Data Threaded Microarchitecture: Dataflow on the fly

				ABSTRACT

Problems

Processor designs for today's desktop and server applications incorporate
superscalar techniques to increase throughput but this exposes new costs and
bottlenecks such as larger caches yielding diminishing returns, need for higher
degrees of multiporting, more resources devoted to guessing conditional branch
outcomes. A new approach addresses these problems.

Solution

A new computer microarchitecture transforms itself from traditional control flow
to dataflow while transparently executing unmodified programs. Flows of operands
between instructions is persistently mapped during initial execution so that 
subsequent executions can initiate direct data flows. Operands flow directly
from producing instructions to consuming instructions. Receipt of all needed 
operands triggers execution of flow targets and their resulting output operands 
are in turn forwarded to other instructions which may also be triggered (data
threads -- hence data threaded microarchitecture: DTMA). Values for registers, 
memory and stack locations, special registers, condition codes and vectors can 
all be mapped and forwarded. This leads to radically out-of-order execution but 
instructions are retired and results materialized (or killed) in sequential 
program order (possible using wide retirement words).

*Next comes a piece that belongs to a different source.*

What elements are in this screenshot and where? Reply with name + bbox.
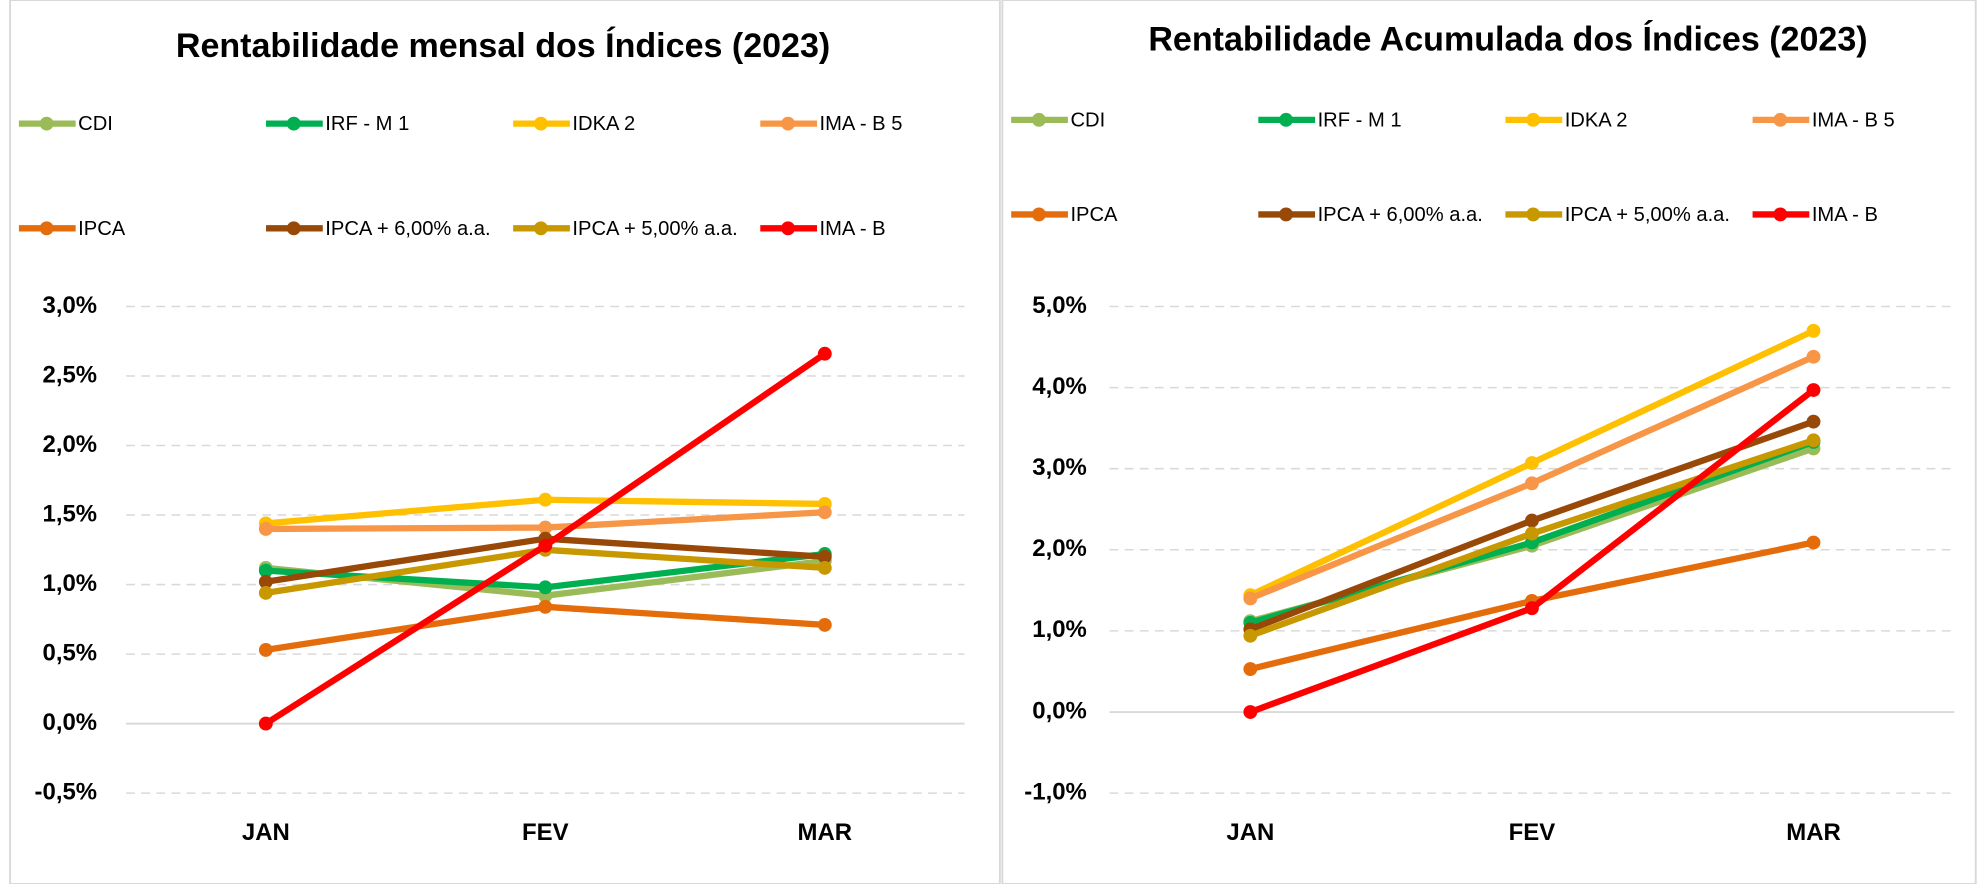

Operands can often flow around minimal control dependencies where the target 
would be reached through all possible paths. Other operand flows can await 
branch resolution before flowing to their targets. Conditional branches also
benefit from operand flows (of condition codes). For simple backward (looping) 
branches the number of iterations (FOR loop) is known and surprises (possible 
loop exits) can be determined so the backward conditional branch direction is 
known and operand forwarding can proceed to subsequent iterations as in a 
Tomasulo machine (but without forgetting the mapped flows).

Knowledge gained from an initial loop iteration also allows loop explosion:
a form of hardware loop unrolling where multiple iterations of loop-dependent
instructions are started in each cycle. With or without loop explosion, 
knowledge garnered from an initial iteration can allow post loop instructions 
to start before the loop completes subsequent iterations and even begin 
concurrent execution of multiple adjoining loops as well as combinations of 
mixed iterations of inner and outer loops.

Advantages

DTMA has many of the advantages of dataflow architectures but can be applied to
existing CISC, RISC and stack (e.g. Java) control flow instruction sets 
executing legacy code. By enabling more out-of-order execution and having more
instructions in process DTMA can be more tolerant of memory latencies. 
Use of direct operand flows results in dramatically decreased need for data
cache. Traffic in and out of registers decreases greatly as does the need for
multi-porting of register files, TLBs and caches. DTMA also eliminates or 
decreases the need for branch guessing hardware. DTMA should be particularly
attractive for executing legacy instruction sets -- especially ones that are
register constrained (x86, S/370) and/or make extensive use of stacks.

DTMA should be able to keep more execution units busier using fewer other 
resources than alternative microarchitectures. DTMA requires much less
associative storage and is easier to distribute to more independent units and
so should scale much better than conventional superscalar microarchitectures.